Location
- 2/16 Celeber Drive, Mackay, Queensland Australia 21°6′11″S 149°10′25″E﻿ / ﻿21.10306°S 149.17361°E

Information
- Type: Independent early learning, primary and secondary day and boarding school
- Motto: Latin: Spiritus Scientiae (The Spirit of Knowledge)
- Denomination: Anglican
- Established: 1988; 38 years ago
- Founder: The Right Reverend John Lewis SSM
- Chairman: Mr D Watts, BaG.Ec, CA
- Headmaster: Andrew Wheaton
- Key people: Mr. A Wheaton
- Years: Early learning to Year 12
- Gender: co-ed
- Enrolment: c. 847
- Colours: Red, white & grey
- Tuition: Varies by grade
- Affiliation: Australian Boarding Schools Association; Association of Heads of Independent Schools of Australia; Independent Primary School Heads of Australia; Independent Schools Queensland;
- Former pupils: Old Scholars
- Website: www.was.qld.edu.au

= Whitsunday Anglican School =

The Whitsunday Anglican School (WAS) is an independent Anglican co-educational early learning, primary and secondary day and boarding school, located in Beaconsfield, a suburb in Mackay, Queensland, Australia.

Established in 1988 by the seventh Anglican bishop of North Queensland, The Right Reverend John Lewis SSM, Whitsunday Anglican is the leading academic institution in the Mackay region.
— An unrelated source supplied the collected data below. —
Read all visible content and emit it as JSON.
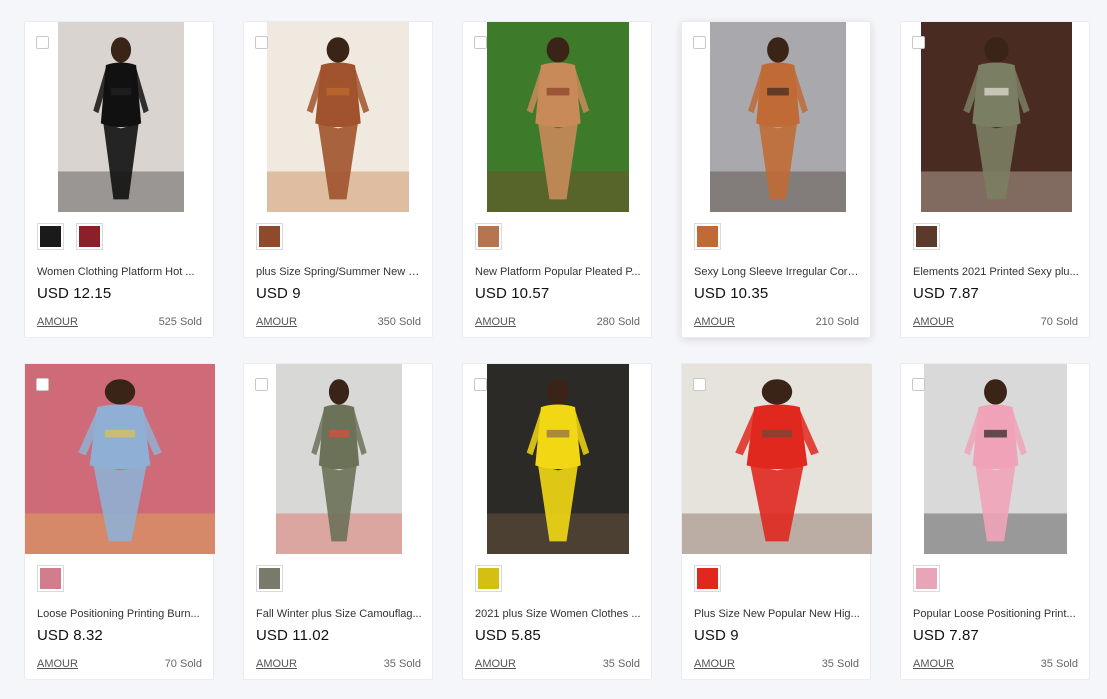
{
  "products": [
    {
      "title": "Women Clothing Platform Hot ...",
      "price": "USD 12.15",
      "brand": "AMOUR",
      "sold": "525 Sold",
      "bg": "#d9d4cf",
      "fig": "#111111",
      "accent": "#222222",
      "thumbs": [
        "#1a1a1a",
        "#8b1f2a"
      ]
    },
    {
      "title": "plus Size Spring/Summer New L...",
      "price": "USD 9",
      "brand": "AMOUR",
      "sold": "350 Sold",
      "bg": "#efe9e0",
      "fig": "#a0532c",
      "accent": "#c26c2b",
      "thumbs": [
        "#8e4a2a"
      ]
    },
    {
      "title": "New Platform Popular Pleated P...",
      "price": "USD 10.57",
      "brand": "AMOUR",
      "sold": "280 Sold",
      "bg": "#3d7a2a",
      "fig": "#c98a5a",
      "accent": "#8a3f2a",
      "thumbs": [
        "#b5754f"
      ]
    },
    {
      "title": "Sexy Long Sleeve Irregular Cord...",
      "price": "USD 10.35",
      "brand": "AMOUR",
      "sold": "210 Sold",
      "bg": "#a9a9ad",
      "fig": "#c06a35",
      "accent": "#3a2a20",
      "thumbs": [
        "#c06a35"
      ]
    },
    {
      "title": "Elements 2021 Printed Sexy plu...",
      "price": "USD 7.87",
      "brand": "AMOUR",
      "sold": "70 Sold",
      "bg": "#4a2b22",
      "fig": "#7a7e62",
      "accent": "#e8e1d8",
      "thumbs": [
        "#5b3a2c"
      ]
    },
    {
      "title": "Loose Positioning Printing Burn...",
      "price": "USD 8.32",
      "brand": "AMOUR",
      "sold": "70 Sold",
      "bg": "#cf6b78",
      "fig": "#8fb0d4",
      "accent": "#e3c24a",
      "thumbs": [
        "#d27d8c"
      ]
    },
    {
      "title": "Fall Winter plus Size Camouflag...",
      "price": "USD 11.02",
      "brand": "AMOUR",
      "sold": "35 Sold",
      "bg": "#d8d8d6",
      "fig": "#6b7258",
      "accent": "#e04a3a",
      "thumbs": [
        "#7a7a6a"
      ]
    },
    {
      "title": "2021 plus Size Women Clothes ...",
      "price": "USD 5.85",
      "brand": "AMOUR",
      "sold": "35 Sold",
      "bg": "#2b2a27",
      "fig": "#f2d814",
      "accent": "#8a6a4a",
      "thumbs": [
        "#d4c013"
      ]
    },
    {
      "title": "Plus Size New Popular New Hig...",
      "price": "USD 9",
      "brand": "AMOUR",
      "sold": "35 Sold",
      "bg": "#e6e2dc",
      "fig": "#e0281f",
      "accent": "#6a4a38",
      "thumbs": [
        "#e0281f"
      ]
    },
    {
      "title": "Popular Loose Positioning Print...",
      "price": "USD 7.87",
      "brand": "AMOUR",
      "sold": "35 Sold",
      "bg": "#d9d9d9",
      "fig": "#f0a3b8",
      "accent": "#222222",
      "thumbs": [
        "#e8a5b8"
      ]
    }
  ]
}
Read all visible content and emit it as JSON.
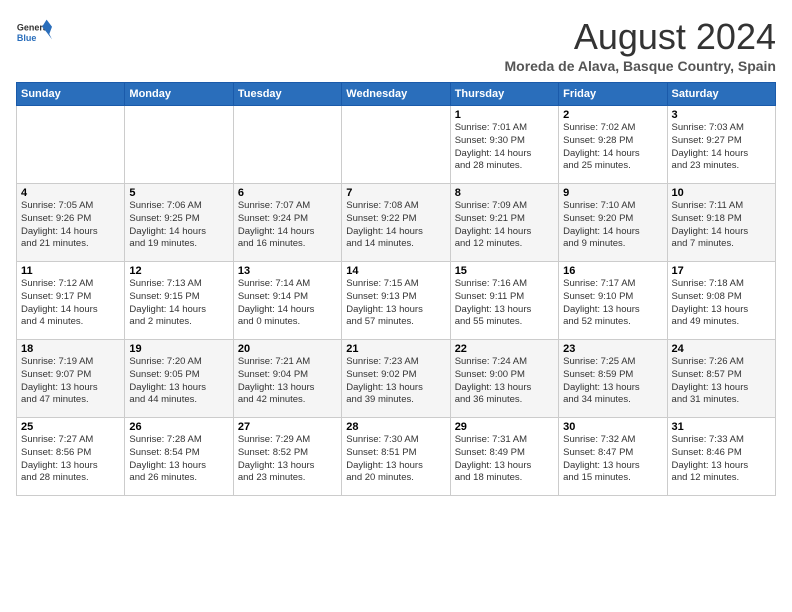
{
  "header": {
    "logo_line1": "General",
    "logo_line2": "Blue",
    "month_year": "August 2024",
    "location": "Moreda de Alava, Basque Country, Spain"
  },
  "weekdays": [
    "Sunday",
    "Monday",
    "Tuesday",
    "Wednesday",
    "Thursday",
    "Friday",
    "Saturday"
  ],
  "weeks": [
    [
      {
        "day": "",
        "info": ""
      },
      {
        "day": "",
        "info": ""
      },
      {
        "day": "",
        "info": ""
      },
      {
        "day": "",
        "info": ""
      },
      {
        "day": "1",
        "info": "Sunrise: 7:01 AM\nSunset: 9:30 PM\nDaylight: 14 hours\nand 28 minutes."
      },
      {
        "day": "2",
        "info": "Sunrise: 7:02 AM\nSunset: 9:28 PM\nDaylight: 14 hours\nand 25 minutes."
      },
      {
        "day": "3",
        "info": "Sunrise: 7:03 AM\nSunset: 9:27 PM\nDaylight: 14 hours\nand 23 minutes."
      }
    ],
    [
      {
        "day": "4",
        "info": "Sunrise: 7:05 AM\nSunset: 9:26 PM\nDaylight: 14 hours\nand 21 minutes."
      },
      {
        "day": "5",
        "info": "Sunrise: 7:06 AM\nSunset: 9:25 PM\nDaylight: 14 hours\nand 19 minutes."
      },
      {
        "day": "6",
        "info": "Sunrise: 7:07 AM\nSunset: 9:24 PM\nDaylight: 14 hours\nand 16 minutes."
      },
      {
        "day": "7",
        "info": "Sunrise: 7:08 AM\nSunset: 9:22 PM\nDaylight: 14 hours\nand 14 minutes."
      },
      {
        "day": "8",
        "info": "Sunrise: 7:09 AM\nSunset: 9:21 PM\nDaylight: 14 hours\nand 12 minutes."
      },
      {
        "day": "9",
        "info": "Sunrise: 7:10 AM\nSunset: 9:20 PM\nDaylight: 14 hours\nand 9 minutes."
      },
      {
        "day": "10",
        "info": "Sunrise: 7:11 AM\nSunset: 9:18 PM\nDaylight: 14 hours\nand 7 minutes."
      }
    ],
    [
      {
        "day": "11",
        "info": "Sunrise: 7:12 AM\nSunset: 9:17 PM\nDaylight: 14 hours\nand 4 minutes."
      },
      {
        "day": "12",
        "info": "Sunrise: 7:13 AM\nSunset: 9:15 PM\nDaylight: 14 hours\nand 2 minutes."
      },
      {
        "day": "13",
        "info": "Sunrise: 7:14 AM\nSunset: 9:14 PM\nDaylight: 14 hours\nand 0 minutes."
      },
      {
        "day": "14",
        "info": "Sunrise: 7:15 AM\nSunset: 9:13 PM\nDaylight: 13 hours\nand 57 minutes."
      },
      {
        "day": "15",
        "info": "Sunrise: 7:16 AM\nSunset: 9:11 PM\nDaylight: 13 hours\nand 55 minutes."
      },
      {
        "day": "16",
        "info": "Sunrise: 7:17 AM\nSunset: 9:10 PM\nDaylight: 13 hours\nand 52 minutes."
      },
      {
        "day": "17",
        "info": "Sunrise: 7:18 AM\nSunset: 9:08 PM\nDaylight: 13 hours\nand 49 minutes."
      }
    ],
    [
      {
        "day": "18",
        "info": "Sunrise: 7:19 AM\nSunset: 9:07 PM\nDaylight: 13 hours\nand 47 minutes."
      },
      {
        "day": "19",
        "info": "Sunrise: 7:20 AM\nSunset: 9:05 PM\nDaylight: 13 hours\nand 44 minutes."
      },
      {
        "day": "20",
        "info": "Sunrise: 7:21 AM\nSunset: 9:04 PM\nDaylight: 13 hours\nand 42 minutes."
      },
      {
        "day": "21",
        "info": "Sunrise: 7:23 AM\nSunset: 9:02 PM\nDaylight: 13 hours\nand 39 minutes."
      },
      {
        "day": "22",
        "info": "Sunrise: 7:24 AM\nSunset: 9:00 PM\nDaylight: 13 hours\nand 36 minutes."
      },
      {
        "day": "23",
        "info": "Sunrise: 7:25 AM\nSunset: 8:59 PM\nDaylight: 13 hours\nand 34 minutes."
      },
      {
        "day": "24",
        "info": "Sunrise: 7:26 AM\nSunset: 8:57 PM\nDaylight: 13 hours\nand 31 minutes."
      }
    ],
    [
      {
        "day": "25",
        "info": "Sunrise: 7:27 AM\nSunset: 8:56 PM\nDaylight: 13 hours\nand 28 minutes."
      },
      {
        "day": "26",
        "info": "Sunrise: 7:28 AM\nSunset: 8:54 PM\nDaylight: 13 hours\nand 26 minutes."
      },
      {
        "day": "27",
        "info": "Sunrise: 7:29 AM\nSunset: 8:52 PM\nDaylight: 13 hours\nand 23 minutes."
      },
      {
        "day": "28",
        "info": "Sunrise: 7:30 AM\nSunset: 8:51 PM\nDaylight: 13 hours\nand 20 minutes."
      },
      {
        "day": "29",
        "info": "Sunrise: 7:31 AM\nSunset: 8:49 PM\nDaylight: 13 hours\nand 18 minutes."
      },
      {
        "day": "30",
        "info": "Sunrise: 7:32 AM\nSunset: 8:47 PM\nDaylight: 13 hours\nand 15 minutes."
      },
      {
        "day": "31",
        "info": "Sunrise: 7:33 AM\nSunset: 8:46 PM\nDaylight: 13 hours\nand 12 minutes."
      }
    ]
  ]
}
The school has a non-selective enrolment policy and currently caters for approximately 900 students from early learning to Year 12, including 80 boarders from Years 5 to 12. It has the highest percentage of students in the top quarter of socio-educational advantage in the region.

The school is affiliated with the Australian Boarding Schools Association (ABSA), the Association of Heads of Independent Schools of Australia (AHISA), the Independent Primary School Heads of Australia (IPSHA), Independent Schools Queensland (ISQ), and the Commonwealth Register of Institutes and Courses for Overseas Students.
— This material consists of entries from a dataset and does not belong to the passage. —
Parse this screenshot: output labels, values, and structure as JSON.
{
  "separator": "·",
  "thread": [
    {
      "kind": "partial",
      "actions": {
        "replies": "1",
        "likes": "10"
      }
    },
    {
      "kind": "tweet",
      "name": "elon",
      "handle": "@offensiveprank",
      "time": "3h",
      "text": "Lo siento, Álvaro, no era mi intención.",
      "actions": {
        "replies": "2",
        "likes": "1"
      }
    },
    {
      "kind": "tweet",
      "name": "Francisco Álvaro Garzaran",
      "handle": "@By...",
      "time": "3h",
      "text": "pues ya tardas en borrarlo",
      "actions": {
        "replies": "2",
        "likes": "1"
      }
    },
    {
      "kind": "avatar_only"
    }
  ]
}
The school cohort is divided up into four houses for competitions like house choir and sports events. The houses include, Ambrose, Barnabas, Charles and Trinity, all named after Christian saints.

==History==
The school was established in 1988 by The Right Reverend John Lewis SSM.
The first boarding house (Booth Boarding House) was established in 1988.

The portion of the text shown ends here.